Lithium-ion batteries in phones contain three major physical structures: a positive electrode made of Lithium cobalt oxide, a negative electrode made of carbon, and a separator layer made of micro-perforated plastic. The layers are submerged in an organic solvent substance. During charging, lithium ions move through the plastic barrier layer from the positive lithium electrode and attach to the negative carbon electrode. As the battery is used (discharged) the opposite happens: Lithium ions move back over to the positive electrode.

Lithium-ion batteries can become unstable if charged at a higher-than-specified voltage rate. The cathode material can become an oxidizing agent, losing its stability and producing carbon dioxide. If pressure within the cell continues to rise, a safety interrupt is supposed to kick in. If such an interrupt doesn’t happen (for whatever reason), pressure within the cell can continue to rise and the safety membrane around the cell can burst, causing the cell to “vent with flame.” When battery manufacturers say “vent with flame,” they mean “explode.”

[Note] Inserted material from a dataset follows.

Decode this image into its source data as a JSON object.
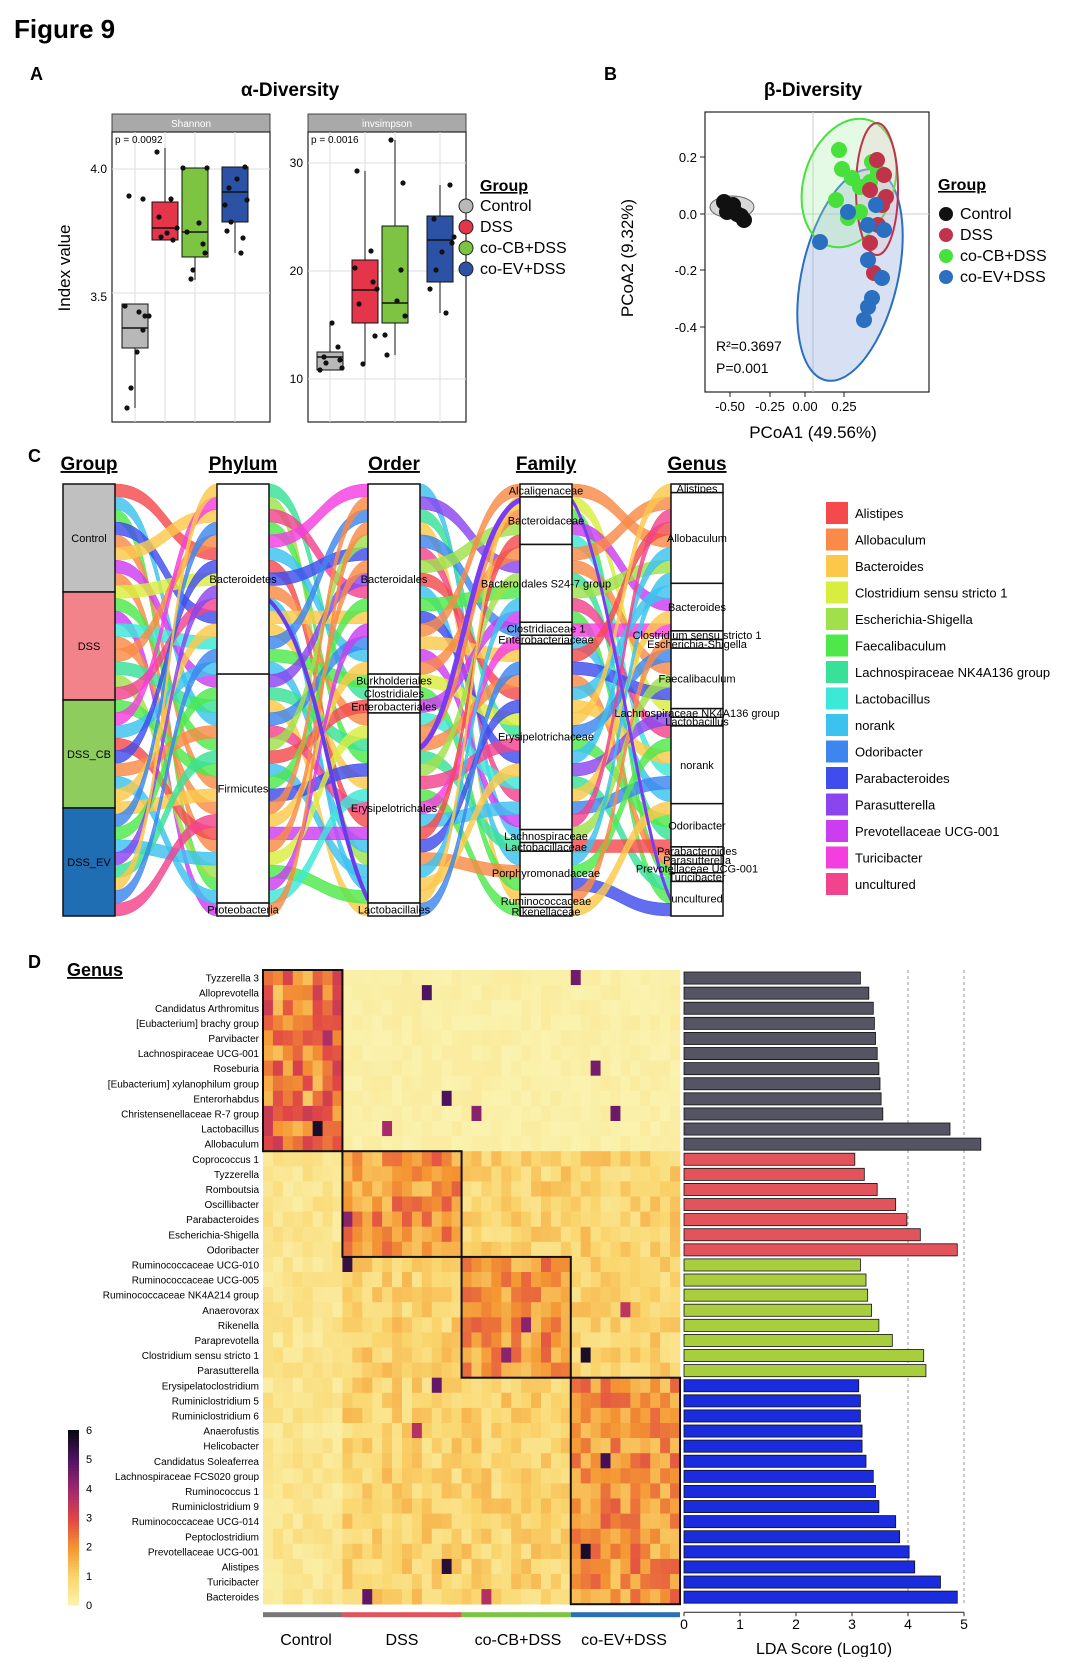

“It casts a pall over the whole fast-charging technology; you have to be concerned,” says Steve Rizzone, CEO of the long-range wireless charging tech supplier Energous. “The whole idea of rapid charging is going to have a negative connotation to it.” Rizzone says that problem points to the need for a new way of charging devices. While the technology has yet to be productized, Rizzone believes the constant over-the-air charging Energous is building will let users constantly be “topping off” the charge in their phone’s battery, which would lighten the load on the battery.

The Limits of Lithium-ion

So the Note 7 debacle, whatever the exact cause, may have been the result of a smartphone maker trying to respond to the marketplace and simply asking too much of the battery technology we have today. “What you’re seeing is proving more and more that powering larger batteries, and charging those batteries quicker, the battery chemistry can’t keep up with those requirements,” Rizzone says.

Lithium-ion batteries are far more reliable and safer than earlier battery technologies, but there are limits to the amount of miniaturization, power capacity, and rate of charging phone makers can impose on them.

Maybe it was inevitable. Maybe Samsung was just unfortunate enough to be the first phone maker to (loudly and violently) run smack into the wall, the outer limits of what lithium-ion technology can safely be asked to do.